Art Summer School July 2003
Not having done any art for some time I decided to attend a class at the Mid Essex Adult Community College Summer School. This was a three day workshop called "The Art of Seeing" tutored by Michael Coote.
My first attempt was a dipper, I was attracted to this picture (saved from an RSPB magazine) by the rush of water which I thought would be an interesting challenge. Of course, being red-green colour blind, getting the bird the right colours was even more difficult.
So I tried again in monochrome chalks, five shades from black through grey to white. The bird looks more like a robin here than it should and the water effect is not so good. I did a third one in charcoal but this was even worse, it was not the sort of picture I like to do in charcoal.
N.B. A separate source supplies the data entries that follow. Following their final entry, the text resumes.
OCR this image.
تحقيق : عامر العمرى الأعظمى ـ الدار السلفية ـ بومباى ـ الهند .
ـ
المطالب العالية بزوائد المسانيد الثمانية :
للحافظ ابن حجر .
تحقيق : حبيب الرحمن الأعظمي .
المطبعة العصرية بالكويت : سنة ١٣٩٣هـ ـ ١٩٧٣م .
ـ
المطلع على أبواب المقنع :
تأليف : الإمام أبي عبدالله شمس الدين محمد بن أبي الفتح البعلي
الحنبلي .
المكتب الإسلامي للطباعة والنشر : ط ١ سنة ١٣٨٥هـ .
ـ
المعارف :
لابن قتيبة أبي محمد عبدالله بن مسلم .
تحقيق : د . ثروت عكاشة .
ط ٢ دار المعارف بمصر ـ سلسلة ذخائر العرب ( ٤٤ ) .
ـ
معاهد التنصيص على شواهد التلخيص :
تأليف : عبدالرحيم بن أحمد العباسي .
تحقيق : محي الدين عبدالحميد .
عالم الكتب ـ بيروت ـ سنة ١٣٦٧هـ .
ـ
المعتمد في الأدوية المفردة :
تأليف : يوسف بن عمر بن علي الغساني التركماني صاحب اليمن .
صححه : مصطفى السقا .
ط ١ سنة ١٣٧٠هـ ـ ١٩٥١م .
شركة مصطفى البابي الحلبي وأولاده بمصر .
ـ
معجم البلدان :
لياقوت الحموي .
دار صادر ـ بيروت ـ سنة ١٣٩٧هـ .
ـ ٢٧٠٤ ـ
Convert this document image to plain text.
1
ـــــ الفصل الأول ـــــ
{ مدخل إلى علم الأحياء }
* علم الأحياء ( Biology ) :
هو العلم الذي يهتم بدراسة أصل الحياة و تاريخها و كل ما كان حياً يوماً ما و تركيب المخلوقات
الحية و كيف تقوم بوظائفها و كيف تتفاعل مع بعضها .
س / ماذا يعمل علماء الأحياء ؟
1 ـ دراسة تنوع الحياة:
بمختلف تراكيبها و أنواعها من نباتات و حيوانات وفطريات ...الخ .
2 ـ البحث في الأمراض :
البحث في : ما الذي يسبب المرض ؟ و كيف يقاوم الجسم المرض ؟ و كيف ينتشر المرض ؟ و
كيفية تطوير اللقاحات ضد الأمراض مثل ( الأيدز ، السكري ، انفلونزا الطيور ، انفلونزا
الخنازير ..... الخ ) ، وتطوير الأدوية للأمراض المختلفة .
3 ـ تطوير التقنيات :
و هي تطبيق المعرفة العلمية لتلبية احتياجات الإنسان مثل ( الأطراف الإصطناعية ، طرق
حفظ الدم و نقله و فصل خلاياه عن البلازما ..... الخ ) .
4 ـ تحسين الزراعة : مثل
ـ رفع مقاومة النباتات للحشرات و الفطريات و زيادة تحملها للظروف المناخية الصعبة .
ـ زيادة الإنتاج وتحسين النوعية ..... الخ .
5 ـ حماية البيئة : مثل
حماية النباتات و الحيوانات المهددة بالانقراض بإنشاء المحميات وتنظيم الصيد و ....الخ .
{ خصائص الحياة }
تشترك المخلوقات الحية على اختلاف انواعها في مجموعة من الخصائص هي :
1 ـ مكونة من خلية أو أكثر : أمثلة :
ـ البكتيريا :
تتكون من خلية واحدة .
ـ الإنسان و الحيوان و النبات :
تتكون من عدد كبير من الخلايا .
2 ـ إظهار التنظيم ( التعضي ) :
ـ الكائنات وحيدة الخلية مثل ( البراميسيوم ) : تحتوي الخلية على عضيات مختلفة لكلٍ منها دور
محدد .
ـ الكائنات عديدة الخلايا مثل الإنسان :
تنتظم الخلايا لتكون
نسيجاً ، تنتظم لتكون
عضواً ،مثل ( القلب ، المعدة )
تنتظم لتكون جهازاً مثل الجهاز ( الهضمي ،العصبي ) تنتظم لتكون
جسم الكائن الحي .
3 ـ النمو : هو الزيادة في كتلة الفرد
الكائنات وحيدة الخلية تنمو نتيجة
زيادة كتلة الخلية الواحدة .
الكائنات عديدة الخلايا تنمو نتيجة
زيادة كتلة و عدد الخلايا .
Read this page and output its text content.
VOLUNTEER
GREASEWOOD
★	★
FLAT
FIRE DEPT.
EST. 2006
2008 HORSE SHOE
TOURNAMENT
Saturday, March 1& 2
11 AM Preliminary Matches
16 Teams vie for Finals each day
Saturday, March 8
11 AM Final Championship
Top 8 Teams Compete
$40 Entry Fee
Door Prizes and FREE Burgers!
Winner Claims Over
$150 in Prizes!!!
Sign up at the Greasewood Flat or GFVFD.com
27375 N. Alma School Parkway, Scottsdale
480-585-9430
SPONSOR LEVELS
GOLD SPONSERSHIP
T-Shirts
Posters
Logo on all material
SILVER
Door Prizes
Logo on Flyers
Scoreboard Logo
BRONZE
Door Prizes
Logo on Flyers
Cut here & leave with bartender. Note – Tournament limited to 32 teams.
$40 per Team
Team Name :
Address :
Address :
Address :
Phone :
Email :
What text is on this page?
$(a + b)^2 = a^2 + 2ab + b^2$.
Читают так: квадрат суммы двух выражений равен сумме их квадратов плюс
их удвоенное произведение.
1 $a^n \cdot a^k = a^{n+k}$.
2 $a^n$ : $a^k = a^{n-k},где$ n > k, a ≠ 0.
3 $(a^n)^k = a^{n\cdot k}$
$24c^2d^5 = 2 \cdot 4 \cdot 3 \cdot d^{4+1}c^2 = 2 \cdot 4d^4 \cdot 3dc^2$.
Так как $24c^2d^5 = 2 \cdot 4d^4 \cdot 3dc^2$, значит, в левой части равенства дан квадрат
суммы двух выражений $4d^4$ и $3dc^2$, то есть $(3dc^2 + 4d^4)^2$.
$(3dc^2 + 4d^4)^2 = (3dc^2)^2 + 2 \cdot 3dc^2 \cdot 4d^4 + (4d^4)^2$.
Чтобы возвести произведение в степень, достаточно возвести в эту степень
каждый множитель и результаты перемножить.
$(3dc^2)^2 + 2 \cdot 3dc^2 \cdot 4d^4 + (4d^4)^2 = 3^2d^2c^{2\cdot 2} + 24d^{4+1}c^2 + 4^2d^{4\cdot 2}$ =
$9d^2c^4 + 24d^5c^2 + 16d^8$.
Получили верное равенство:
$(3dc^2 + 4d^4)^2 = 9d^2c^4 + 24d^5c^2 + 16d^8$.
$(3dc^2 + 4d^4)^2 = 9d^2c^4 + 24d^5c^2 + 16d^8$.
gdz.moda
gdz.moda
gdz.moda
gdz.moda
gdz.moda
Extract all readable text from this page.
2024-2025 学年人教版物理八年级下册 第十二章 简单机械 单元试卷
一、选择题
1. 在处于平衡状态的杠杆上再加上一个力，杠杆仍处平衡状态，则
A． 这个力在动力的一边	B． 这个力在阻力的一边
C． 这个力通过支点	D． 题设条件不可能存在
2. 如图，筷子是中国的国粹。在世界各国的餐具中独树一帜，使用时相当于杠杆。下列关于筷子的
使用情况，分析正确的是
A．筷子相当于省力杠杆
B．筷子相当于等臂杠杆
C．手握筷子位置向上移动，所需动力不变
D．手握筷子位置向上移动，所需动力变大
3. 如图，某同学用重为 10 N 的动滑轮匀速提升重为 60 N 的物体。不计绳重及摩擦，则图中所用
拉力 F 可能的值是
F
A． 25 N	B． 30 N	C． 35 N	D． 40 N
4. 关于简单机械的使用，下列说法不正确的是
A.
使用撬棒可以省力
I then dashed off a quick sketch of a humming bird in charcoal, just to remind myself how nice it can be as a medium. For me charcoal is ideal for capturing the essence and spirit rather then to produce a "photographic" likeness, for which pencil is better suited.
I followed this with an Avocet, an ideal bird to draw in charcoal. At the tutors suggestion I left the body to be filled in by the mind and suggested the legs only by the shadows on them and the shadow on the ground. I then cheated a bit by putting in a bit of colour on the legs using pastels. I now think that was not a good idea, if adding colour with pastels then I should have added some of the delicate tinges that the Avocet has on the body.
My next picture was a kingfisher. The markings and colours didn't look right to me but I tried to reproduce what was in the picture. I later realised that it was not our native kingfisher but a foreign variety. Unfortunately I smudged it a bit, always a risk with pastels and charcoal. I should have used a fixative spray I suppose, but I have never got good results with it.
Next up was a return to charcoal, being a basically black and white study, but since the other name for a lapwing is a green plover I chose to add the green by water colour wash. Some interesting effects can be achieved by mixing water colour with charcoal but I basically just drew over pale washes once they had dried. It is surprising how long it takes to dry enough for the charcoal to leave deep black marks again, even on a warm day.
On day three we had a visit from another class doing photography that wanted to take snaps of us, "Studies in concentration". We received print-outs of the results as a reward for our cooperation. This is me at work on the second kingfisher.
I had found a box of pastels at home with a different range of colours so I took these along for day three.
I started on the head and laid down two colours for the background. When I came to blend them with my finger, a common technique, I found to my surprise that they had a waxy rather than chalky feel. After the tutor explained that these were oil based rather than chalky ones and what techniques I needed to use I settled down to it. I concentrated on the colours and texture a bit too much I think to the detriment of the drawing so the proportions are a bit haywire, rather stumpy in fact. However I think I will prefer this medium and intend to do some more. It does however need a heavier paper than the chalk-pastel paper I was using.
I took one or two photos of the other work being done in the class but the camera played up and so I didn't get them all. I have included these below. The last picture is my lapwing in progress.